With the increased use of online technologies, citizens are unknowingly sharing private data. These digital footprints are a potential weapon, which, if accessed by hostile elements, can be used to undermine the right to privacy.

As advocates for freedom of expression, we have a responsibility to inform and educate our audiences about the importance of privacy and digital security.

Competencies in digital security and privacy are key in accessing information and freely expressing ourselves in this digital age. While these may seem like abstract issues at the moment, privacy will increasingly become central to how we communicate and receive information.

At the centre of the journalism profession is the protection of confidential sources of information, as stipulated in Principle 25 of the Declaration.

If the right to privacy is undermined through digital surveillance, then fewer people will be willing to share information.

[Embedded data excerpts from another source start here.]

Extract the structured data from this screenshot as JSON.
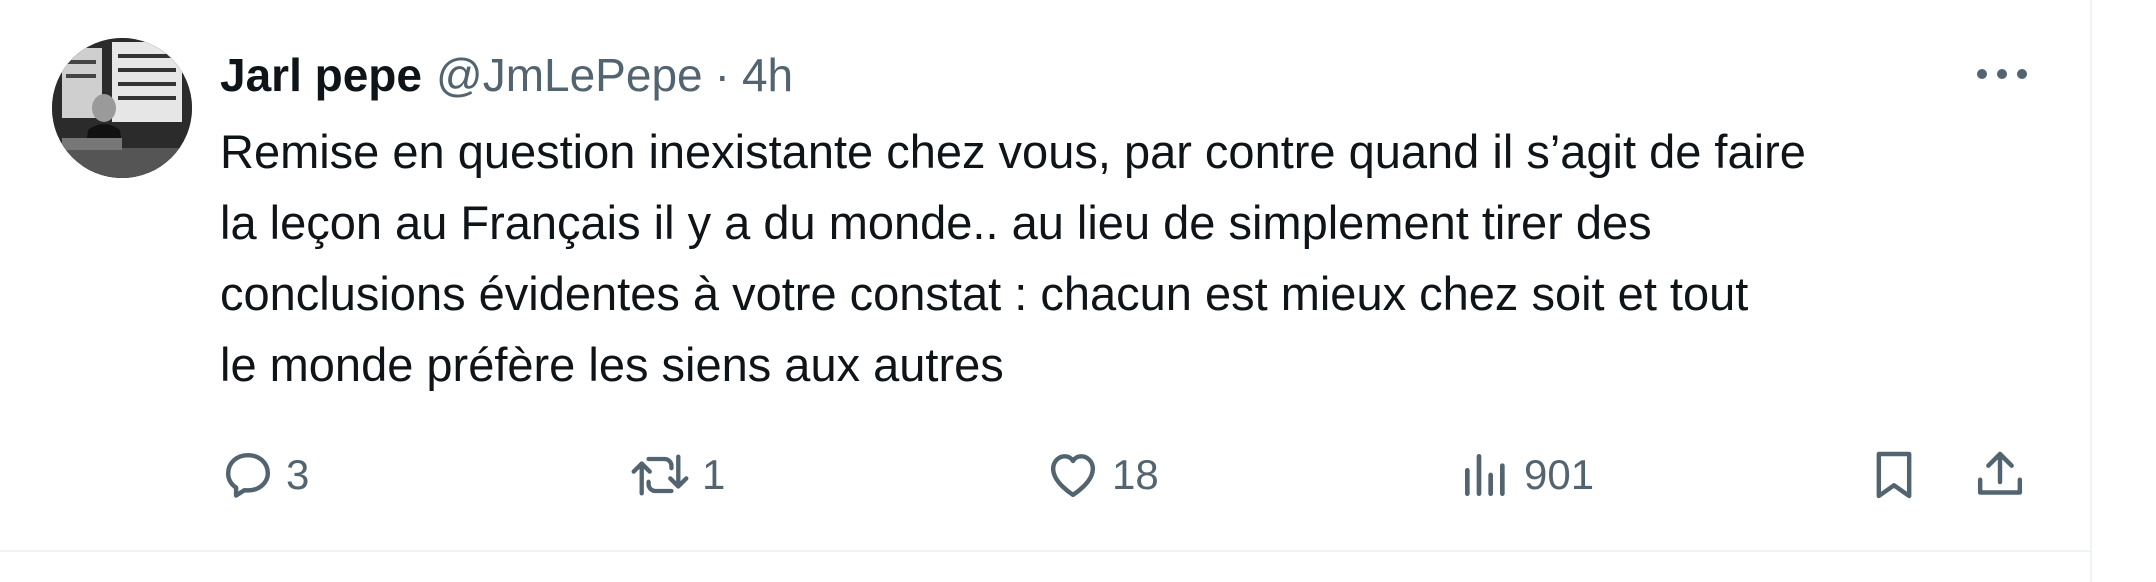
{
  "tweet": {
    "author": {
      "display_name": "Jarl pepe",
      "handle": "@JmLePepe",
      "separator": "·",
      "time": "4h",
      "avatar_icon": "profile-photo"
    },
    "text_lines": [
      "Remise en question inexistante chez vous, par contre quand il s’agit de faire",
      "la leçon au Français il y a du monde.. au lieu de simplement tirer des",
      "conclusions évidentes à votre constat : chacun est mieux chez soit et tout",
      "le monde préfère les siens aux autres"
    ],
    "more_icon": "more-horizontal-icon",
    "actions": {
      "replies": {
        "icon": "reply-icon",
        "count": "3"
      },
      "reposts": {
        "icon": "repost-icon",
        "count": "1"
      },
      "likes": {
        "icon": "heart-icon",
        "count": "18"
      },
      "views": {
        "icon": "views-icon",
        "count": "901"
      },
      "bookmark": {
        "icon": "bookmark-icon"
      },
      "share": {
        "icon": "share-icon"
      }
    }
  },
  "colors": {
    "text_primary": "#0f1419",
    "text_secondary": "#536471",
    "divider": "#eff3f4"
  }
}
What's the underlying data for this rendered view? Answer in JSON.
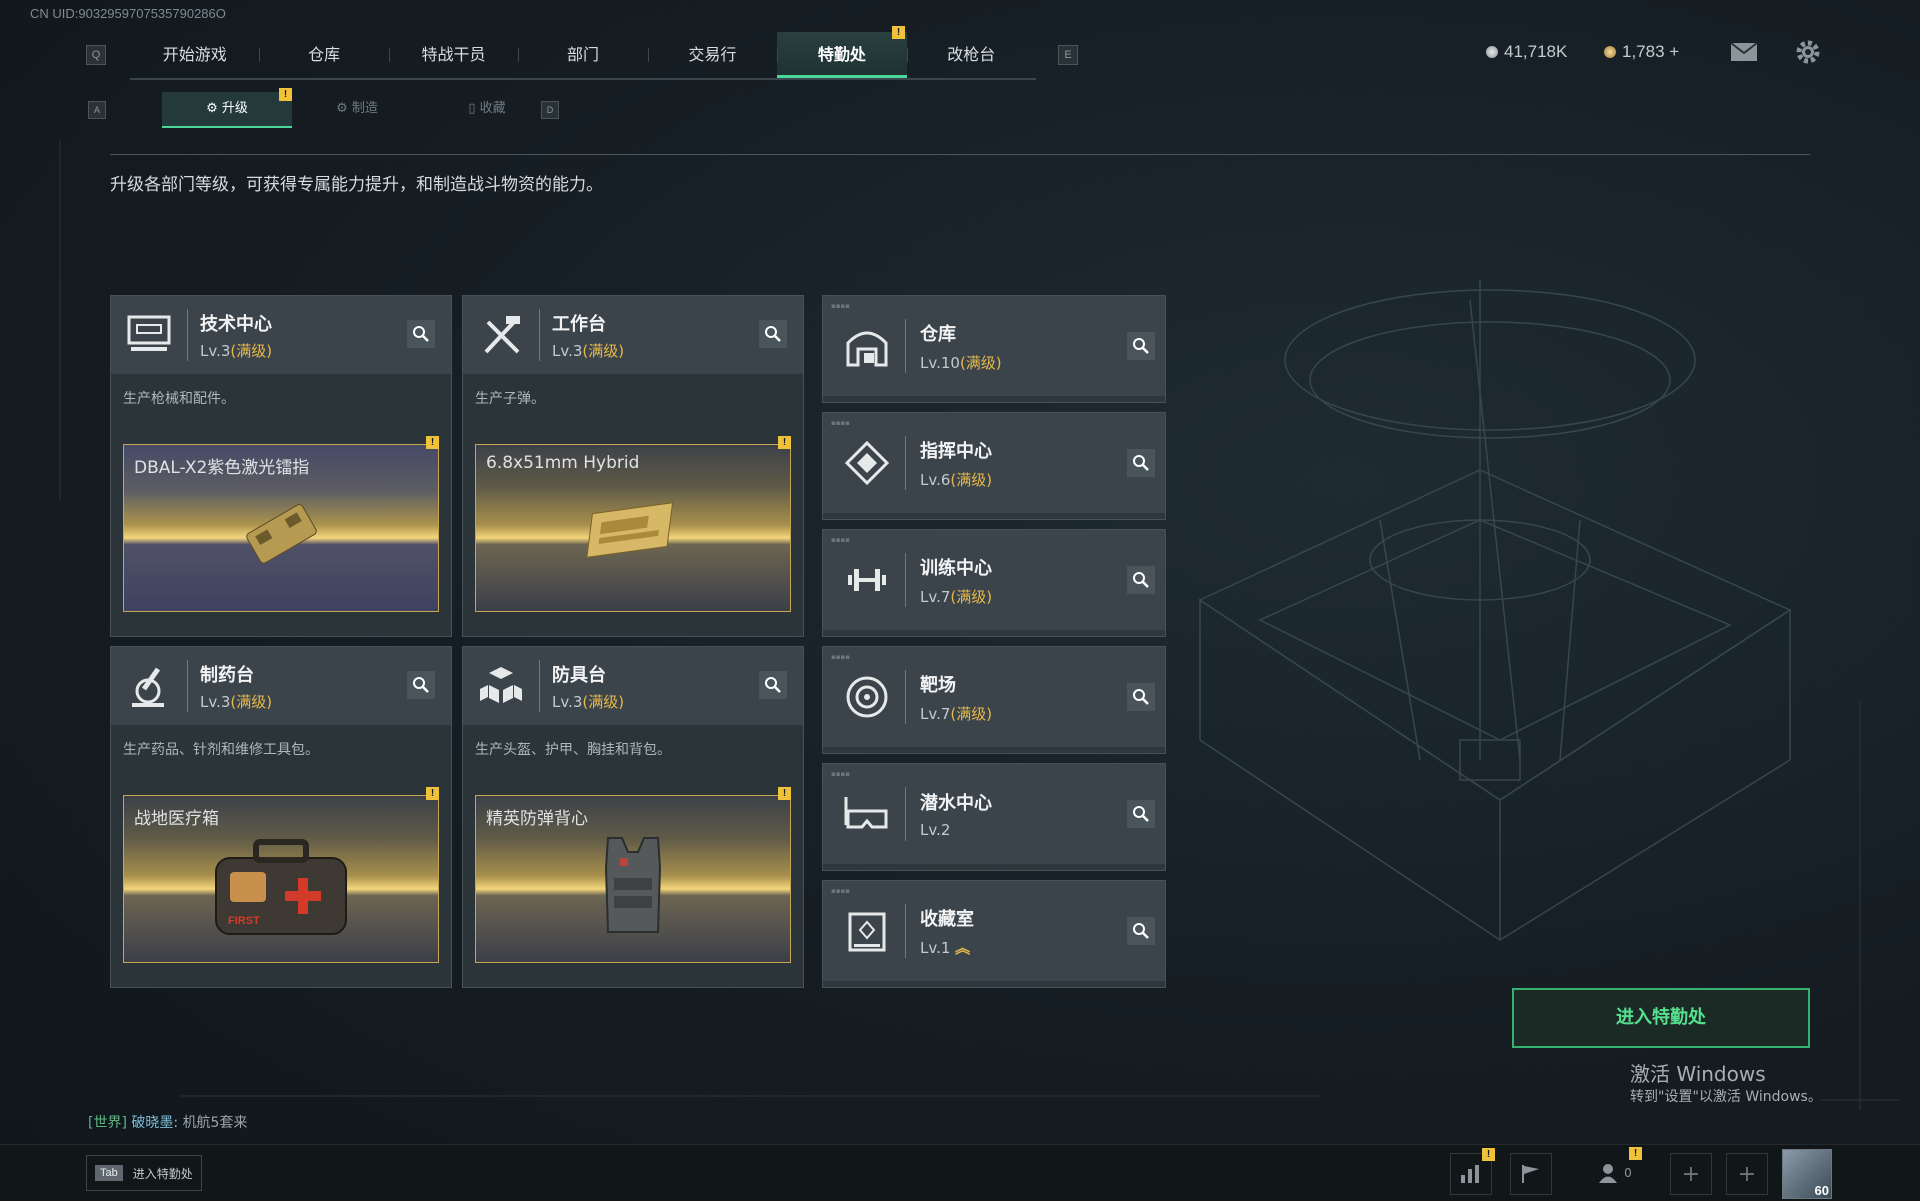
{
  "uid": "CN UID:9032959707535790286O",
  "keys": {
    "left": "Q",
    "right": "E",
    "sub_left": "A",
    "sub_right": "D"
  },
  "topnav": {
    "tabs": [
      "开始游戏",
      "仓库",
      "特战干员",
      "部门",
      "交易行",
      "特勤处",
      "改枪台"
    ],
    "active": "特勤处"
  },
  "currency": {
    "silver": "41,718K",
    "gold": "1,783 +"
  },
  "subnav": {
    "tabs": [
      "升级",
      "制造",
      "收藏"
    ],
    "active": "升级"
  },
  "intro": "升级各部门等级，可获得专属能力提升，和制造战斗物资的能力。",
  "cards": [
    {
      "title": "技术中心",
      "level": "Lv.3",
      "max": "(满级)",
      "desc": "生产枪械和配件。",
      "product": "DBAL-X2紫色激光镭指"
    },
    {
      "title": "工作台",
      "level": "Lv.3",
      "max": "(满级)",
      "desc": "生产子弹。",
      "product": "6.8x51mm Hybrid"
    },
    {
      "title": "制药台",
      "level": "Lv.3",
      "max": "(满级)",
      "desc": "生产药品、针剂和维修工具包。",
      "product": "战地医疗箱",
      "product_label": "FIRST"
    },
    {
      "title": "防具台",
      "level": "Lv.3",
      "max": "(满级)",
      "desc": "生产头盔、护甲、胸挂和背包。",
      "product": "精英防弹背心"
    }
  ],
  "list": [
    {
      "title": "仓库",
      "level": "Lv.10",
      "max": "(满级)"
    },
    {
      "title": "指挥中心",
      "level": "Lv.6",
      "max": "(满级)"
    },
    {
      "title": "训练中心",
      "level": "Lv.7",
      "max": "(满级)"
    },
    {
      "title": "靶场",
      "level": "Lv.7",
      "max": "(满级)"
    },
    {
      "title": "潜水中心",
      "level": "Lv.2",
      "max": ""
    },
    {
      "title": "收藏室",
      "level": "Lv.1",
      "max": ""
    }
  ],
  "enter_button": "进入特勤处",
  "watermark": {
    "line1": "激活 Windows",
    "line2": "转到\"设置\"以激活 Windows。"
  },
  "chat": {
    "channel": "[世界]",
    "name": "破晓墨:",
    "message": "机航5套来"
  },
  "bottombar": {
    "tab_key": "Tab",
    "tab_label": "进入特勤处",
    "friends": "0",
    "level": "60"
  },
  "warn_mark": "!",
  "colors": {
    "accent": "#4bd69a",
    "gold": "#e7b84a",
    "warning": "#f0c23a"
  }
}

Citizens will also not be able to access information that is needed for them to make informed decisions about their lives.

As we celebrate World Press Freedom Day, we need to remind ourselves about the centrality of access to information and freedom of expression in our lives.

These rights are enabling rights which help us enjoy all other rights that are enshrined in our respective Constitutions and Bills of Rights.We have a duty to protect the right to freedom of information and freedom of expression. As journalists, civil society organisations (CSOs), corporates and governments, we have the immense responsibility of ensuring that new technologies work for us rather than against us!

Allow me to congratulate you, journalists, globally, continentally and regionally, for your resilience in such complex times, wherein you continue to discharge your duties.

Commissioner  Topsy-Sonoo is the Special Rapporteur on Freedom of Expression and Access to Information in Africa, a special mechanism of the African Commission on Human and Peoples’ Rights (the African Commission). The statement was made to the Media Institute of Southern Africa (MISA) Regional Conference on the Safety and Security of Journalists in Southern Africa.